Çözüm sürecine de değinen Arınç, silahlı mücadelenin sona ermesi ve barışın tesis edilmesinde, IKBY Başkanı Mesut Barzani'nin olumlu adımlar attığını, bu desteğin devam etmesini temenni ettiğini dile getirdi.
Birlikte attıkları adımların bölge barışı ve güvenliği için önemli olduğunu vurgulayan Arınç, Kürt bölgesi ve Türkiye arasında vizenin kaldırılmasıyla ilgili, "Kürt Bölgesel Yönetimi, bağımsız bir devlet değildir. Bugüne kadar Kürt yönetimiyle birçok anlaşmaya imza attık. Ancak merkezi hükümet bunu sorun yapıyor. Merkezi hükümetin, bu sorunları tek bir muhataba bırakması gerektiğini düşünüyorum" diye konuştu.
Öcalan'ın İmralı Cezaevi'nde daha geniş bir odaya alınmasıyla ilgili soru üzerine Arınç, şu yanıtı verdi:
"Evet. geniş bir yere almışlar. Kanunlara göre, eğer tutuklu bir sene boyunca yerinde uyumlu ise daha sonra iyi bir yere alınır. Bana göre de birisi ceza aldığında onu insanca çekmeli."
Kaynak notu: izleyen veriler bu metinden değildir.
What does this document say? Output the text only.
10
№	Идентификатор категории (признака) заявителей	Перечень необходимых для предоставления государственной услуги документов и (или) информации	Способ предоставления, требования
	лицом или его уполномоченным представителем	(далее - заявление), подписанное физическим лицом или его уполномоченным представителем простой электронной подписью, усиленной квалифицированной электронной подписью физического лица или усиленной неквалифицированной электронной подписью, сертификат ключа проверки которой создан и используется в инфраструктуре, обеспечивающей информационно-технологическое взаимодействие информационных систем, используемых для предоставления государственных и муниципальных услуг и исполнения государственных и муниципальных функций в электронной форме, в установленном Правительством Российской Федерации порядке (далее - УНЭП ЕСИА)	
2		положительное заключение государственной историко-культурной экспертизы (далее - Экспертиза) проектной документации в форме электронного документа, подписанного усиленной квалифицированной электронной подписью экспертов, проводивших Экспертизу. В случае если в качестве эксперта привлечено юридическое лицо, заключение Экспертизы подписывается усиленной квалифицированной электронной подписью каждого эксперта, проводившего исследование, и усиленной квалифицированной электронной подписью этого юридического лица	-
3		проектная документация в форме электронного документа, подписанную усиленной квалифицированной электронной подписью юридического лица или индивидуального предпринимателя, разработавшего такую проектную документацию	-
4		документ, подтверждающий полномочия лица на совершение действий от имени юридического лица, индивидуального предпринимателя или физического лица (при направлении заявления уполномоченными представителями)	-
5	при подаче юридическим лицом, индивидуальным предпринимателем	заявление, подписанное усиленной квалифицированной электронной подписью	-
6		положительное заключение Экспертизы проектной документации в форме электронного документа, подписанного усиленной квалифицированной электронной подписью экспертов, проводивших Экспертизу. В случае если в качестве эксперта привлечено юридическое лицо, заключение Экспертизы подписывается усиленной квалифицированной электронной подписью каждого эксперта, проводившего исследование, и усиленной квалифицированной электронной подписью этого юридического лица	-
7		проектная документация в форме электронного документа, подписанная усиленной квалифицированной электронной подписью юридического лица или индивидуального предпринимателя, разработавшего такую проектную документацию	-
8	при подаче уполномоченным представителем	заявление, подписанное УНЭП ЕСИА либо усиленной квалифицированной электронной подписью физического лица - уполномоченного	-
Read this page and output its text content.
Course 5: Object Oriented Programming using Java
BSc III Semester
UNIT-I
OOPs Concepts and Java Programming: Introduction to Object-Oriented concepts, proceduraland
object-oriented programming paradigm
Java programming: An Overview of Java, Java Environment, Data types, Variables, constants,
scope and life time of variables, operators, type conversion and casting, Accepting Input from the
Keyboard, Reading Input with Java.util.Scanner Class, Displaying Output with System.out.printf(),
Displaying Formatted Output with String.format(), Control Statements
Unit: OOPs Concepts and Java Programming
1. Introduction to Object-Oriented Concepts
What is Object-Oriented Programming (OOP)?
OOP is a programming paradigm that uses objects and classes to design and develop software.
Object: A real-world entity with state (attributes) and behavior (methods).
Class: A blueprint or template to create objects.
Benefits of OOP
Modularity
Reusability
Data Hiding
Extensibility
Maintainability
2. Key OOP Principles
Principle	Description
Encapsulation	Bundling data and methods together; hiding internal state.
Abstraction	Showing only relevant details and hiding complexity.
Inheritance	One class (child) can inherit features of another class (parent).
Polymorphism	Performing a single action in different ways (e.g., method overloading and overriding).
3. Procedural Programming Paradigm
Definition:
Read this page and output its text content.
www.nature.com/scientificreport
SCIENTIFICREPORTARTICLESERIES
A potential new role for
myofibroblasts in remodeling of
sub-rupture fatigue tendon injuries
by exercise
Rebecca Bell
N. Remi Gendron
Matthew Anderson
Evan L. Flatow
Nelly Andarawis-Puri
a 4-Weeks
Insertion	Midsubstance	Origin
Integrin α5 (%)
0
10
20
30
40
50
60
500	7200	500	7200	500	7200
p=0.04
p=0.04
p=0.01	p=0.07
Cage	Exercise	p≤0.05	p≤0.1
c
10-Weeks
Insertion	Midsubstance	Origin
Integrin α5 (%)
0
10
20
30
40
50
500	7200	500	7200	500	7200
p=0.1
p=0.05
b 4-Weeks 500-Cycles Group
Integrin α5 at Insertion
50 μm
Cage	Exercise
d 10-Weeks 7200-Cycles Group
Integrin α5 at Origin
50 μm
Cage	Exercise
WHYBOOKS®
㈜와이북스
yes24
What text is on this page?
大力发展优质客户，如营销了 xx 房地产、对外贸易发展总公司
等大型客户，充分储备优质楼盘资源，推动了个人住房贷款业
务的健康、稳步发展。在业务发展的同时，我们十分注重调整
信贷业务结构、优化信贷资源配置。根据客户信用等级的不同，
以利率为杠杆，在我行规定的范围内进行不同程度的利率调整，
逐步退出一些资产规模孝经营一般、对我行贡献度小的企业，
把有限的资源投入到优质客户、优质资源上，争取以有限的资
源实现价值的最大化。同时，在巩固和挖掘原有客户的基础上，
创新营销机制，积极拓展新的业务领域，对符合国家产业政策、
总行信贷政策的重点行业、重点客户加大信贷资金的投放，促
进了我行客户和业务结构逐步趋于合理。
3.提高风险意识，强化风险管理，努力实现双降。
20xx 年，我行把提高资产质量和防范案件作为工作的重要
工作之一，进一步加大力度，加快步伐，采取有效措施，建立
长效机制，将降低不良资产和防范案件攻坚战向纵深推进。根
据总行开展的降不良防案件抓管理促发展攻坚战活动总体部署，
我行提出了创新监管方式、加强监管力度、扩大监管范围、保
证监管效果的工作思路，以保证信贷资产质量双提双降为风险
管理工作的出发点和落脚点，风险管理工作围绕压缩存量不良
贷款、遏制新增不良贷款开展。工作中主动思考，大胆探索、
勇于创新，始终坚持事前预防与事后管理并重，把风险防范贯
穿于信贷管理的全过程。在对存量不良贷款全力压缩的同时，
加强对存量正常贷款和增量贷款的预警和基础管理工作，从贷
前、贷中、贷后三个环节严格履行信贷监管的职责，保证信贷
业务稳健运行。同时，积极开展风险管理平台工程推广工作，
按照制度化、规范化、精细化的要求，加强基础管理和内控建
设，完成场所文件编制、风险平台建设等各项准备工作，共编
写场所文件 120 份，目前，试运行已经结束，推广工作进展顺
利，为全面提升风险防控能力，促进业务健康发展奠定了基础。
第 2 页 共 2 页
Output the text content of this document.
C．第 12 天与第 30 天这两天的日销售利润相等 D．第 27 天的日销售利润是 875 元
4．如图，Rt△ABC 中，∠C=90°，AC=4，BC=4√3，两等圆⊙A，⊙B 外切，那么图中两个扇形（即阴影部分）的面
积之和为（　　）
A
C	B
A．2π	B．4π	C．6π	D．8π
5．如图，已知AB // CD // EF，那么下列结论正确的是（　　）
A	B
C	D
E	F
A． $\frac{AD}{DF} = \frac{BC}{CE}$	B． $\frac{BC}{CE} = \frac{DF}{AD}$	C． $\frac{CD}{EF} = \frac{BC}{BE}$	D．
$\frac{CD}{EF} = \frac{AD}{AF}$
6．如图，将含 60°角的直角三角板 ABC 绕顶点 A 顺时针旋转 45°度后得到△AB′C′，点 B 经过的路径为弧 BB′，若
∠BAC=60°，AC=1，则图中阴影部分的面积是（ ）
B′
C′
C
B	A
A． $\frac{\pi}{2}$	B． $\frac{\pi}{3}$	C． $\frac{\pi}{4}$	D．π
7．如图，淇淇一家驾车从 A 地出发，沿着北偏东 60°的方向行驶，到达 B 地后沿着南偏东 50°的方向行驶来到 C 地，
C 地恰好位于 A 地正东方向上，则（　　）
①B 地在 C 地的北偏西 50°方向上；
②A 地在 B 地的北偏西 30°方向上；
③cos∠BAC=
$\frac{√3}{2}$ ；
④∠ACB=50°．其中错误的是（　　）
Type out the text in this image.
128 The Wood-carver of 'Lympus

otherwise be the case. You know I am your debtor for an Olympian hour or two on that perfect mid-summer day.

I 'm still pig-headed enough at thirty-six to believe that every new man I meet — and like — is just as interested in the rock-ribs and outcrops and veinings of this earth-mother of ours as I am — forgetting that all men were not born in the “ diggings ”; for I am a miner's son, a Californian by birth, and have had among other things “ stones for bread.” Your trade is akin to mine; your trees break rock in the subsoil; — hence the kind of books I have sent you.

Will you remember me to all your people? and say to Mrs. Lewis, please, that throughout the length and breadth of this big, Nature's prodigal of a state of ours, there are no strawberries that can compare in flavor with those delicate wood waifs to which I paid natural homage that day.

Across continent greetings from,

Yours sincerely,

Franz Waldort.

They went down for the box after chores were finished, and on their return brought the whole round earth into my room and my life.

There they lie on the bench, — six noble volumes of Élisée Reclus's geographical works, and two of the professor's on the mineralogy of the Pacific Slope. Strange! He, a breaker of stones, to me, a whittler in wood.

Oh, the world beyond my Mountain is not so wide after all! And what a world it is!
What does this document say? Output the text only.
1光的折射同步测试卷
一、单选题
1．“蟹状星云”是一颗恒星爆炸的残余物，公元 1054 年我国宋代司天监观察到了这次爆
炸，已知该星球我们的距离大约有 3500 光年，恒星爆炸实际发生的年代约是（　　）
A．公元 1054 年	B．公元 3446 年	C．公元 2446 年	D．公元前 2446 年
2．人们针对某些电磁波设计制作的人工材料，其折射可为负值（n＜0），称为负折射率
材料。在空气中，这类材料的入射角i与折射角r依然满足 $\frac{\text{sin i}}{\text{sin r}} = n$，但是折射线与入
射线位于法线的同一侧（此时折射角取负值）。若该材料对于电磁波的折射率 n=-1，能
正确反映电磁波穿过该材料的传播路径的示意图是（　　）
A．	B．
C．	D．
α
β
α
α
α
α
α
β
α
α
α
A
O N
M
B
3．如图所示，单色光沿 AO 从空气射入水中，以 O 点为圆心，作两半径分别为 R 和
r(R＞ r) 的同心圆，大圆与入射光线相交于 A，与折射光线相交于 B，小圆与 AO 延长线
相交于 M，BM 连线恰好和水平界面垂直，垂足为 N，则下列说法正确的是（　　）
Arınç, Kürt olup olmadığıyla ilgili soru üzerine, "Aslen Türküm. Ancak Kürt olsaydım da benim için bir şey fark etmezdi. Yine Müslüman bir ailede dünyaya geldiğim için rabbime şükrederdim. Çünkü ben siyasete girdiğim günden itibaren Kürtlerle hep güzel ilişkiler kurdum. Kürtlerin haklarını alması için parlementoda çok mücadele ettim. Çünkü eğer dil varsa insan vardır. Dil yoksa insan da yoktur. Bundan dolayı Kürt halkını kendimiz gibi görüyoruz. Bu da benim için büyük bir onur kaynağıdır" şeklinde konuştu.